20. The composition of claim 14 in a formulation selected from the group consisting of a solution, suspension, emulsion, cream, lotion, gel, foam, salve, ointment, powder, vapor, tincture, solid, paste, and combinations thereof.

21. A process for making a pharmaceutical composition comprising a) mixing, in a pharmaceutically acceptable solvent, an effective amount of a macromolecular pharmaceutical agent, an alkali metal alkyl sulfate, an alkali metal salicylate, and an edetate; and b) dropwise adding while mixing at least one micelle-forming compound selected from the group consisting of lecithin, hyaluronic acid, octylphenoxypolyethoxyethanol, glycolic acid, lactic acid, chamomile extract, cucumber extract, oleic acid, linoleic acid, linolenic acid, borage oil, evening of primrose oil, menthol, trihydroxy oxocholanyl glycine, glycerin, polyglycerin, lysine, polylysine, triolein, polyoxyethylene ethers, hydrogen peroxide solution, polidocanol alkyl ethers, chenodeoxycholate, deoxycholate, pharmaceutically acceptable salts thereof, analogs thereof and mixtures or combinations thereof, resulting in a nanostructured mixed micelle pharmaceutical composition, where the alkali metal alkyl sulfate, alkali metal salicylate, edetate and each micelle-forming compound are each present in a concentration of between about 1%wt./wt. and 30%wt./wt.% of the total composition, and the total concentration of alkali metal alkyl sulfate, alkali metal salicylate, edetate and micelle-forming compound together is less than 50 %wt./wt. of the total composition.

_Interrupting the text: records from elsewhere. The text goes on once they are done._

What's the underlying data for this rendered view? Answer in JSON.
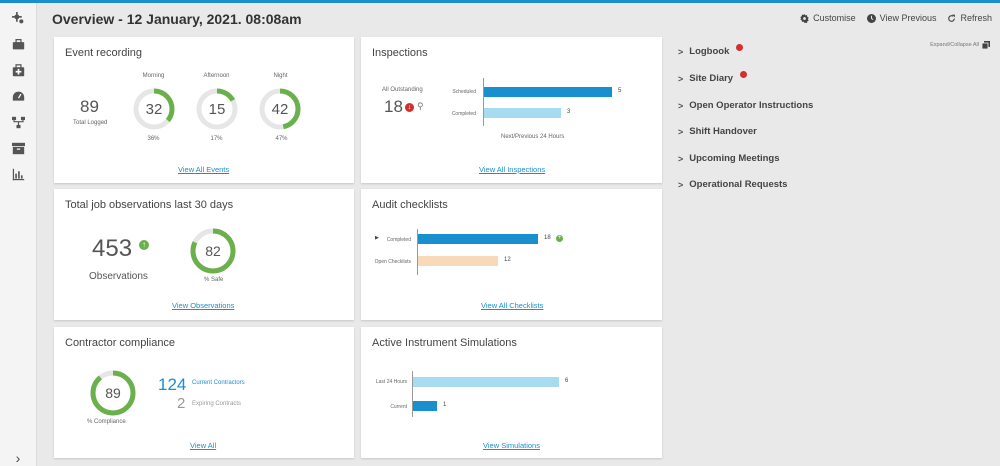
{
  "header": {
    "title": "Overview - 12 January, 2021. 08:08am",
    "customise": "Customise",
    "view_previous": "View Previous",
    "refresh": "Refresh"
  },
  "sidebar": {
    "items": [
      "settings-icon",
      "toolbox-icon",
      "first-aid-icon",
      "dashboard-icon",
      "network-icon",
      "archive-icon",
      "bar-chart-icon"
    ],
    "expand": "›"
  },
  "event_recording": {
    "title": "Event recording",
    "total": "89",
    "total_label": "Total Logged",
    "shifts": [
      {
        "label": "Morning",
        "value": "32",
        "pct_label": "36%",
        "fraction": 0.36
      },
      {
        "label": "Afternoon",
        "value": "15",
        "pct_label": "17%",
        "fraction": 0.17
      },
      {
        "label": "Night",
        "value": "42",
        "pct_label": "47%",
        "fraction": 0.47
      }
    ],
    "link": "View All Events"
  },
  "inspections": {
    "title": "Inspections",
    "outstanding_label": "All Outstanding",
    "outstanding": "18",
    "bars": [
      {
        "label": "Scheduled",
        "value": 5,
        "color": "#1a8fd0"
      },
      {
        "label": "Completed",
        "value": 3,
        "color": "#a7dcf0"
      }
    ],
    "max": 5,
    "axis_label": "Next/Previous 24 Hours",
    "link": "View All Inspections"
  },
  "job_observations": {
    "title": "Total job observations last 30 days",
    "count": "453",
    "count_label": "Observations",
    "safe": "82",
    "safe_fraction": 0.82,
    "safe_label": "% Safe",
    "link": "View Observations"
  },
  "audit_checklists": {
    "title": "Audit checklists",
    "bars": [
      {
        "label": "Completed",
        "value": 18,
        "color": "#1a8fd0"
      },
      {
        "label": "Open Checklists",
        "value": 12,
        "color": "#f8d9b8"
      }
    ],
    "max": 18,
    "link": "View All Checklists"
  },
  "contractor_compliance": {
    "title": "Contractor compliance",
    "compliance": "89",
    "compliance_fraction": 0.89,
    "compliance_label": "% Compliance",
    "current_count": "124",
    "current_label": "Current Contractors",
    "expiring_count": "2",
    "expiring_label": "Expiring Contracts",
    "link": "View All"
  },
  "instrument_simulations": {
    "title": "Active Instrument Simulations",
    "bars": [
      {
        "label": "Last 24 Hours",
        "value": 6,
        "color": "#a7dcf0"
      },
      {
        "label": "Current",
        "value": 1,
        "color": "#1a8fd0"
      }
    ],
    "max": 6,
    "link": "View Simulations"
  },
  "right_panel": {
    "expand_all": "Expand/Collapse All",
    "items": [
      {
        "label": "Logbook",
        "badge": true
      },
      {
        "label": "Site Diary",
        "badge": true
      },
      {
        "label": "Open Operator Instructions",
        "badge": false
      },
      {
        "label": "Shift Handover",
        "badge": false
      },
      {
        "label": "Upcoming Meetings",
        "badge": false
      },
      {
        "label": "Operational Requests",
        "badge": false
      }
    ]
  },
  "colors": {
    "accent": "#1a8fd0",
    "donut_green": "#6ab04c",
    "donut_track": "#e6e6e6",
    "badge_red": "#d32f2f"
  }
}
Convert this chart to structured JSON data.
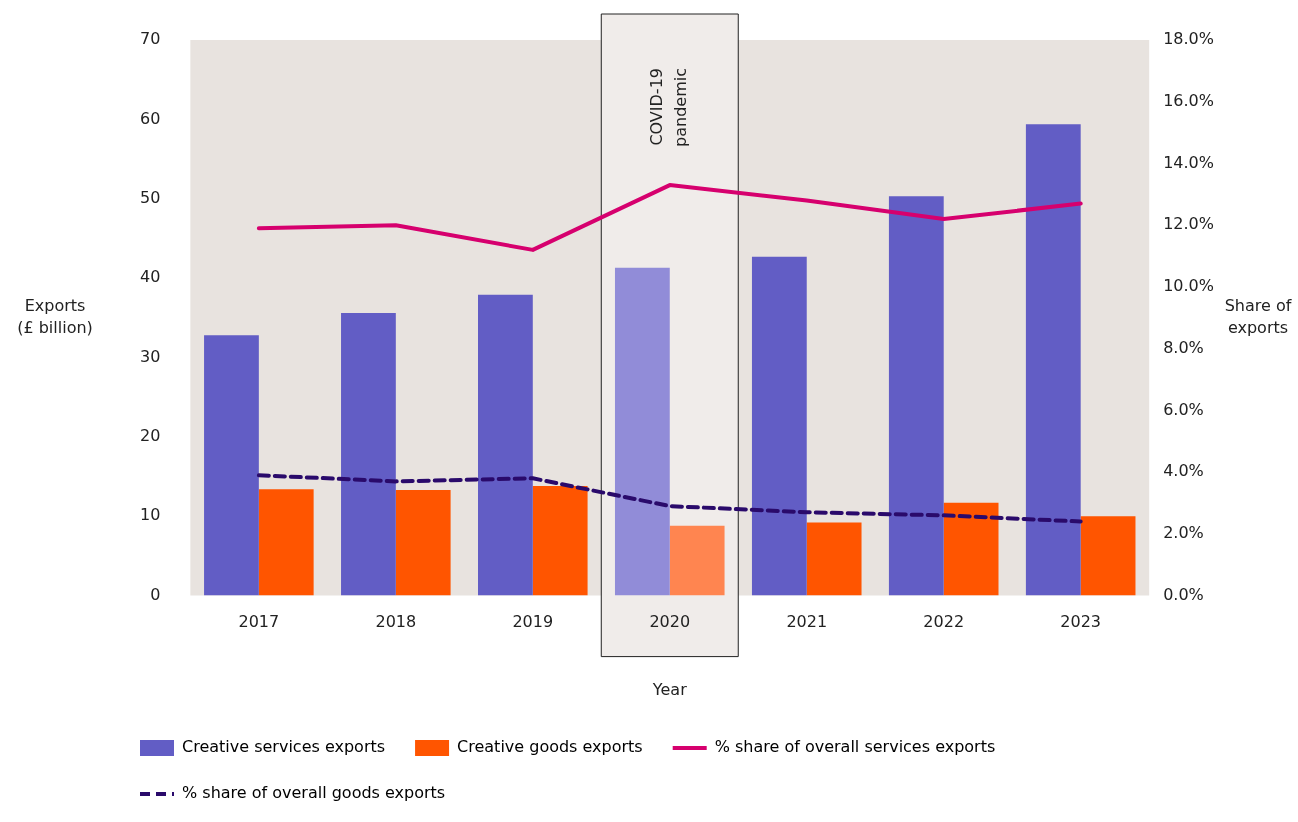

22. The process of claim 21 where the nanostructured mixed micelle pharmaceutical composition is between pH 5 and pH 8.

23. The process of claim 21 where the solvent is selected from the group consisting of water, ethanol, alcohol mixtures, and combinations thereof.

24. The process of claim 21 further comprising mixing at least one of a phenolic compound, an antioxidant, a protease inhibitor, and an inorganic salt in (a).

25. The process of claim 21 where mixing is by a high speed stirrer selected from the group consisting of magnetic stirrers, propeller stirrers, high frequency sonicators, high frequency mixing devices that are pressurized or non-pressurized, and spray nozzles.